Однако же характер есть характер – не переделаешь. Настырно шагая по нагретым камням, он остановился возле небольшого, импозантного дворца, перед которым серебряно журчал и отфыркивался фонтан, украшеный голыми девицами, закаменевшими, правда, но всё равно смущающими провинциала. Он достал бумажку с адресом. Этот адрес пареньку любезно предоставил Ардолионский: сходите туда, сказал, загадочно улыбаясь, там любят юных гениев.
Потоптавшись у фонтана, Подкидыш покосился на голые фигуры. «Тот, который бреет уши, всех одеть готов. А эти стоят хоть бы хны!»
Издательство, куда он притащился по жаре, располагалось в добротном особняке, недавно отреставрированном; кругом лепнина, стройные колонны толстыми берёзами белели перед входом. И тут же – неподалёку от двери виднелась чья-то свежая надпись, сделанная чуть ли не гвоздём: «Здесь жили графья, а теперь графоманы!»
Переступив порог, Подкидыш постоял, озадаченно озираясь. Под круглыми сводами с позолотой рисунков витал бесперебойный перестук и перетреск печатных машинок, похожих на дятлов с железными клювами. Горький опыт подсказывал: надо пробиваться к самому главному – иначе снова можно башку поставить под топоры.

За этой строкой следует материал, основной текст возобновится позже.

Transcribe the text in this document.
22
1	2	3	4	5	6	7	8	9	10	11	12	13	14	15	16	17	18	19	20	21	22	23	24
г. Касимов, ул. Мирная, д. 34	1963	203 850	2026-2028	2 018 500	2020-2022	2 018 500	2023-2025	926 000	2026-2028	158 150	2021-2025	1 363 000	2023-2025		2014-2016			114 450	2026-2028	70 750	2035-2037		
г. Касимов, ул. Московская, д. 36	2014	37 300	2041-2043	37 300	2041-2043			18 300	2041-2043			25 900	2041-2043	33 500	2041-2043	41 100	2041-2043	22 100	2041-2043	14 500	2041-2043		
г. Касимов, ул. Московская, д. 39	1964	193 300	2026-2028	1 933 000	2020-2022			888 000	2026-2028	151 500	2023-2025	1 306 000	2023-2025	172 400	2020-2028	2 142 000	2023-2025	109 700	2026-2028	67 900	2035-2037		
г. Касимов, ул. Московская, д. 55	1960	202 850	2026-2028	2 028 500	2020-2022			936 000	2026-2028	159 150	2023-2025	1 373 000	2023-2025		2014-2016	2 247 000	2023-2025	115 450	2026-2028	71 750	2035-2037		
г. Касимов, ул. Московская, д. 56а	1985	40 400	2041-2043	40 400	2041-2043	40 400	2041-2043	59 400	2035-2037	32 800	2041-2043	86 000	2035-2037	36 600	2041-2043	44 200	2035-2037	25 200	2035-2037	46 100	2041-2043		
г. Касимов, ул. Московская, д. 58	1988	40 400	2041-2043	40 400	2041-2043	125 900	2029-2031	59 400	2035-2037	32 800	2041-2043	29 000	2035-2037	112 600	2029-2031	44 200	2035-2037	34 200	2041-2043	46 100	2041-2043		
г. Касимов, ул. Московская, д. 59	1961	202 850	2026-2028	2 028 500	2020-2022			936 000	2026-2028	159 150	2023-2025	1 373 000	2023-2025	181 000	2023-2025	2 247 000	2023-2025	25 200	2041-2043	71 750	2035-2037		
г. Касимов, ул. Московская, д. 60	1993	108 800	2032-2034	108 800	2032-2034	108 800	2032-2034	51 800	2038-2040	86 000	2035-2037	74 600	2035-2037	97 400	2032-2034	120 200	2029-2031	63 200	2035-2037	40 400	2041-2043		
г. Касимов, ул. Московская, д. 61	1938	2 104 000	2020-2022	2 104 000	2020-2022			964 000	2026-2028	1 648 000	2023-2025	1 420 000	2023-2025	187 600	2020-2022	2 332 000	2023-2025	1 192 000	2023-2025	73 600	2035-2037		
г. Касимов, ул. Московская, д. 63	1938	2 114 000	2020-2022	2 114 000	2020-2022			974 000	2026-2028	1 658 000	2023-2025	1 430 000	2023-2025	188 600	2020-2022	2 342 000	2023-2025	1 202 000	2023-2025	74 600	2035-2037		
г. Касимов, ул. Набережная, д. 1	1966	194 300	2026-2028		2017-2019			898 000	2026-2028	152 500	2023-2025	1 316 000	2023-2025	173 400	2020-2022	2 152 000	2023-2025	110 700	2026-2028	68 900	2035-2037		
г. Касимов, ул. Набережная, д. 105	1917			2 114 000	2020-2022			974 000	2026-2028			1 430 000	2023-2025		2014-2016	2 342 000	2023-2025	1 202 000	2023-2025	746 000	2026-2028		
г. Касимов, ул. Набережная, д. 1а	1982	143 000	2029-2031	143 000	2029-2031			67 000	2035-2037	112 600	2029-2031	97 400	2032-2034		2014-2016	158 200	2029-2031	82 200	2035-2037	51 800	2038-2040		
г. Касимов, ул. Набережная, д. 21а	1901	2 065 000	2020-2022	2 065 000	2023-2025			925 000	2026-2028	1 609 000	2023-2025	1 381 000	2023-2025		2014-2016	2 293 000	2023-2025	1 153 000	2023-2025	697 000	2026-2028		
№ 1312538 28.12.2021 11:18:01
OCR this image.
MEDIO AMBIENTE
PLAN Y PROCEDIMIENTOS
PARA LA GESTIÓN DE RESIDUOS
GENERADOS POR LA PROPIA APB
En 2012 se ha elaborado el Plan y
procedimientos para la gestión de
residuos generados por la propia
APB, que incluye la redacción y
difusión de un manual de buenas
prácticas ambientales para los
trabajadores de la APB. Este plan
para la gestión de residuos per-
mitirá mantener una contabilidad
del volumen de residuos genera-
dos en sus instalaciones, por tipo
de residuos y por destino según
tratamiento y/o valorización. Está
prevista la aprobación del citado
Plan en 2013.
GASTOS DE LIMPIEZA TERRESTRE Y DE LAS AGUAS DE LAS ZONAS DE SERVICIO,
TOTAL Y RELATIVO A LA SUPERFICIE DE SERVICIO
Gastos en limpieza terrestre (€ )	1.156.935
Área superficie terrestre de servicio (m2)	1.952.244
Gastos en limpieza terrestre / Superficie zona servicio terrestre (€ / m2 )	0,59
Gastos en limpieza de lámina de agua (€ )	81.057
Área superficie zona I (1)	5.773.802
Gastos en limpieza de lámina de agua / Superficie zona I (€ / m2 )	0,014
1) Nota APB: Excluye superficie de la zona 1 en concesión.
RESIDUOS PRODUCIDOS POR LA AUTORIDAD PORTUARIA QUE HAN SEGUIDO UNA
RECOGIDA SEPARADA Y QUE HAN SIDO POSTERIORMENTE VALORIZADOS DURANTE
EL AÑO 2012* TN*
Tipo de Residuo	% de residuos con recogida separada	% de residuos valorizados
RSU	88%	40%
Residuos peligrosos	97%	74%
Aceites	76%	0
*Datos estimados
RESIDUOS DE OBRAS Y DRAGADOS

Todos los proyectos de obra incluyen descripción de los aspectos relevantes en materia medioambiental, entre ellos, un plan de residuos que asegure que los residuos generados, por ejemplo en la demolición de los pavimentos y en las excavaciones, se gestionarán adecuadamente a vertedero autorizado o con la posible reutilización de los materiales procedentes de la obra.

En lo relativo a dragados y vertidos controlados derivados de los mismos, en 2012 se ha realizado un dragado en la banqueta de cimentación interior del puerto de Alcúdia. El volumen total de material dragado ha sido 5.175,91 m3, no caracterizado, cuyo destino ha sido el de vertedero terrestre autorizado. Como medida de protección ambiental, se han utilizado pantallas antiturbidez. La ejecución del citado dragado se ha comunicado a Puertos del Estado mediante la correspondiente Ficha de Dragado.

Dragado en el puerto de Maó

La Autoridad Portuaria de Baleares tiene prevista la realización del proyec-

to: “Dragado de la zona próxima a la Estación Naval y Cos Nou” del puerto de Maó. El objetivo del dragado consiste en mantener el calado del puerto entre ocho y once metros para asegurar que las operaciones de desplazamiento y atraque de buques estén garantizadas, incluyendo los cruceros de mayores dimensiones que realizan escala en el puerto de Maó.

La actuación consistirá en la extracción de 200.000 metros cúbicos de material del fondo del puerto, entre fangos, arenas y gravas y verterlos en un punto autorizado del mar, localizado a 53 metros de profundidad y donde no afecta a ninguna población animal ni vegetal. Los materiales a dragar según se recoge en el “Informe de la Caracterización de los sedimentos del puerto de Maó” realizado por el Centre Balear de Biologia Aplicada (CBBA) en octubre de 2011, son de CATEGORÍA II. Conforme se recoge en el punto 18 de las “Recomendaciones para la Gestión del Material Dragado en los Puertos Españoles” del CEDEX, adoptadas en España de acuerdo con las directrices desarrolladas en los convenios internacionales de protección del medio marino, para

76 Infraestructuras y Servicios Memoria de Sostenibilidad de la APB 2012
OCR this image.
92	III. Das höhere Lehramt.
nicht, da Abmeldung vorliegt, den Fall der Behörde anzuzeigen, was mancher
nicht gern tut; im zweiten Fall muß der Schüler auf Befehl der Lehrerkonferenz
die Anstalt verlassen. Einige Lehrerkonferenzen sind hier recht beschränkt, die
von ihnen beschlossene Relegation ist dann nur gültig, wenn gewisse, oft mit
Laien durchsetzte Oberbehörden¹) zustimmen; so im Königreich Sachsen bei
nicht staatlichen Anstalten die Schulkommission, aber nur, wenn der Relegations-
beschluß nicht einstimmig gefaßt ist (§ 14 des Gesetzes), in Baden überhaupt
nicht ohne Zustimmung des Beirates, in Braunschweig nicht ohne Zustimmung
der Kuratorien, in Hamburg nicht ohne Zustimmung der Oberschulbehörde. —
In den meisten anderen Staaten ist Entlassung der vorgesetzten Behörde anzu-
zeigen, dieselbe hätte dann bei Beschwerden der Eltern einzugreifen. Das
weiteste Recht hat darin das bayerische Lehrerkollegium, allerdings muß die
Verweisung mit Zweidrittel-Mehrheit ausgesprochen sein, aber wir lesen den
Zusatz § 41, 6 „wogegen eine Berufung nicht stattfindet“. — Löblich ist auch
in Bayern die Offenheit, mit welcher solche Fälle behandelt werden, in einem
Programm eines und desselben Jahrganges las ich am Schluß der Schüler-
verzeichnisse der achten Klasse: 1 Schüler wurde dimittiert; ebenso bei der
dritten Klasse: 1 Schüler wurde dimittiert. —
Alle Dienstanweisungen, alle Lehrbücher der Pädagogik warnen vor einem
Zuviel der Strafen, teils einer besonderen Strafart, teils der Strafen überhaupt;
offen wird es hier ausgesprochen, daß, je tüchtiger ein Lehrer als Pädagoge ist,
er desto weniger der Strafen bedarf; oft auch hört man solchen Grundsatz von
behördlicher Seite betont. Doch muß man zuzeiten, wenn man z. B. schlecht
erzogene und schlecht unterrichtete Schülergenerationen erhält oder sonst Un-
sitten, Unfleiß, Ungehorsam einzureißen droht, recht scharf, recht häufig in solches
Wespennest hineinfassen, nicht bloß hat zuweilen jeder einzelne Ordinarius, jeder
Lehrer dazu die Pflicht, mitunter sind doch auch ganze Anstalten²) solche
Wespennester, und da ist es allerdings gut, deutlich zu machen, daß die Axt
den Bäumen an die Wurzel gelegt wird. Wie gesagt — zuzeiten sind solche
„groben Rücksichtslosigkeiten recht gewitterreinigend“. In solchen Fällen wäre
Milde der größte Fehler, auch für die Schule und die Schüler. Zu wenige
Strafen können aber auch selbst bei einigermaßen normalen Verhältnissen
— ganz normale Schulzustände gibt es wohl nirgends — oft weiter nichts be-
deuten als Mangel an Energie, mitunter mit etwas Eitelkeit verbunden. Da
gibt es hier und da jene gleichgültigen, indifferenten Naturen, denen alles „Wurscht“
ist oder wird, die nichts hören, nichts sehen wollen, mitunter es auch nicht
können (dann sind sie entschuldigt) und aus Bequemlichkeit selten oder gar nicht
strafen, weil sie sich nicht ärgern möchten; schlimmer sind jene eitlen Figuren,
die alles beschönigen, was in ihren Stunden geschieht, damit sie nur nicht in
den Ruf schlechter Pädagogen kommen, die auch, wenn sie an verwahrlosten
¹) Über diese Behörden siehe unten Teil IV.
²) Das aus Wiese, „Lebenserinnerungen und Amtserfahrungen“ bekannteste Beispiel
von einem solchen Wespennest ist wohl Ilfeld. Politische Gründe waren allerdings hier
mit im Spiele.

«И где тут главный граф или этот, как его, главный графоман?» – покручивая жидкий ус, Подкидыш призадумался на деревянной лестнице, где в пузатых кадушках росли заморские деревья с большими волосатыми лапами. В металлической клетке, висящей между деревьями, томилась какая-то несчастная жар-птица, давно уже разучившаяся не только петь – летать. Взглядом задержавшись на этой бедной птахе, парень ощутил неодолимое желание выпустить её на волю.
– И что мы тут делаем? – Певучий голос эхом разлетелся под круглыми сводами.